今年から新しいホームページに移行して新規の記録を掲載していますが、昨年までの記録はもとのサイトに残したままでした。2014年も1ヶ月が経過し、すべての記録を新しいサイトに移す作業が今日ようやく完了しました。

といってもまだ完全な移行ではありません。とりあえずテキスト部分を移しました。移行作業はテキスト部分はそれほど大変ではないのですが、写真の反映が一手間かかります。記録の写真については枚数を減らし、写真集を増やすことにしました。最近は無料サービスでも使える容量がふえているのでサイズも余り気にせずどんどん掲載できます。

記録を移す作業は、これまでの山行を振り返る機会にもなり、とても興味深い追体験となりました。沢を始めたのが2005年で、沢を専門とする山岳会に入会。中年の初心者が入れるような会ではないと思っていたのに入会させてもらい、若手やベテランの先輩方に大変にお世話になりました。

それなのに早くも2006年秋には「ブナの沢旅」を打ち出し、自分の道を模索し始めました。我ながら大胆な決断だと思いますが、それだけ思い詰めていたわけです。最初の頃の記録を読み直すと、我ながら何をやってるんだと言いたくなる様なこともしばしばです。でも同時に、なんだかけなげだなあーなんて思ったりもして、う〜ん、よくやった。

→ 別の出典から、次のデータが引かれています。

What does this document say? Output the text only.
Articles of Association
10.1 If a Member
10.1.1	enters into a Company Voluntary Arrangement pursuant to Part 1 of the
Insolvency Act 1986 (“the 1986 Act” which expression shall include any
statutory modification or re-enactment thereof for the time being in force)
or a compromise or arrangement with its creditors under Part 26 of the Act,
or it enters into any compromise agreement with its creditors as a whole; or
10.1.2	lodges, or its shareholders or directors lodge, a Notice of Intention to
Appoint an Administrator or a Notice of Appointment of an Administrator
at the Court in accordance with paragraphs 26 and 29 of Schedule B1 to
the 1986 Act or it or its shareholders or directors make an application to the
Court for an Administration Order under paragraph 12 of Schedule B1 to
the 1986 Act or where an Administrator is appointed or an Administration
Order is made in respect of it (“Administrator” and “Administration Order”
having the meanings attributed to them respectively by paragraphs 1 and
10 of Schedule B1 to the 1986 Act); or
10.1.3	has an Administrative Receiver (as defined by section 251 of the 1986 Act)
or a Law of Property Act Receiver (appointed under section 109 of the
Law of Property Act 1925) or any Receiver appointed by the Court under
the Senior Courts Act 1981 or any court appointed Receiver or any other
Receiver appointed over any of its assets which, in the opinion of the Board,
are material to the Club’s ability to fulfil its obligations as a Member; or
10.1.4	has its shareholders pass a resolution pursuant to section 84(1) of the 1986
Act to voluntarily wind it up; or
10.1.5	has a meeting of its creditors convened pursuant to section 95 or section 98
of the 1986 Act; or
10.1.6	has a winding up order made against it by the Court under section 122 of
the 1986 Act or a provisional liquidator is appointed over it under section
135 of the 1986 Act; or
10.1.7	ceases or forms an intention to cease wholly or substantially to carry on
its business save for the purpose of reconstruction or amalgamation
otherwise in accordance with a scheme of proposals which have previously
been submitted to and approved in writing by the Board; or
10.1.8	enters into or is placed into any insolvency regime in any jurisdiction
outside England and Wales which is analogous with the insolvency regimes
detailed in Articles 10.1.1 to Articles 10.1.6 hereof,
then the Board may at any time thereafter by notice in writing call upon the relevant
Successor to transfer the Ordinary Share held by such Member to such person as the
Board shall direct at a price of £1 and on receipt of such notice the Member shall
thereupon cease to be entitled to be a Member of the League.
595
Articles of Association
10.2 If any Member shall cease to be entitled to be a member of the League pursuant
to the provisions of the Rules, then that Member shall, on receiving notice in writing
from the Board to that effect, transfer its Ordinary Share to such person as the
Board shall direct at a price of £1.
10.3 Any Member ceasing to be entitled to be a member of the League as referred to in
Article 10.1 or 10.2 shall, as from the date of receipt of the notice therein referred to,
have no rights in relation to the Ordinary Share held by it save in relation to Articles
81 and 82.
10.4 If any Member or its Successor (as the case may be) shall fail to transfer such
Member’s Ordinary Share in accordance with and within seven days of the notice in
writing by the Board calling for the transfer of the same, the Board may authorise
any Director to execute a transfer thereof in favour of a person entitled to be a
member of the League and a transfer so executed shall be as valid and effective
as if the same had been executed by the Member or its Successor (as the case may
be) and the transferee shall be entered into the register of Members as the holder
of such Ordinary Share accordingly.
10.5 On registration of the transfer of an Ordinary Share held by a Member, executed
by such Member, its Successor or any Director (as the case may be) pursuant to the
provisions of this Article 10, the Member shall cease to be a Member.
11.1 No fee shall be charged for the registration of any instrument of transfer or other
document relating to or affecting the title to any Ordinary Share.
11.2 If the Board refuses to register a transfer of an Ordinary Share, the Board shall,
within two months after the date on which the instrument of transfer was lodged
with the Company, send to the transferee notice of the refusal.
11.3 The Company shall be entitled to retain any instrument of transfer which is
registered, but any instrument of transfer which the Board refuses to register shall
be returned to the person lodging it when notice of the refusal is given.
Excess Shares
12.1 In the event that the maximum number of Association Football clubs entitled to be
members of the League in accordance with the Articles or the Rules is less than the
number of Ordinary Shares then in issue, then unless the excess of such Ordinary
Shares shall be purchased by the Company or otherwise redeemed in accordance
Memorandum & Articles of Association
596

あれこれ試行錯誤しながら、「ブナの沢旅」への想いだけで突き進んで来た感があります。けっこういい沢旅、山旅をしているなあと、自分で感心したり、あの時はああだったこうだったと、これまでの10年間の人生を振り返ったり。ほんとにたくさんの思い出がよみがえってきました。

その意味でも記録を書くというのは、たんなる山行報告以上の意味を持つものです。大げさな言い方かもしれませんが、自分のアイデンティティーになりつつある今日このごろです。だからおっくうだなんて思っちゃだめ。みっともなくていいから、その時々のありのままの自分の気持ちを素直に出せばいいのです。肩肘はらずに行きましょう〜

時々仲間にも話すのですが、「ブナの沢旅」が10年続いたら、記録をまとめて小冊子を作りたいなんて夢をもっています。あと3年。どんな新しい山や沢そして仲間に出会えるのでしょうか。そう思うと、これから生きていくのも楽しみに感じられます。こんな風につれづれなることを思わせてくれた記録の移行作業となりました。

読んでくださるみなさま、これからも「ブナの沢旅」をよろしくお願いいたします。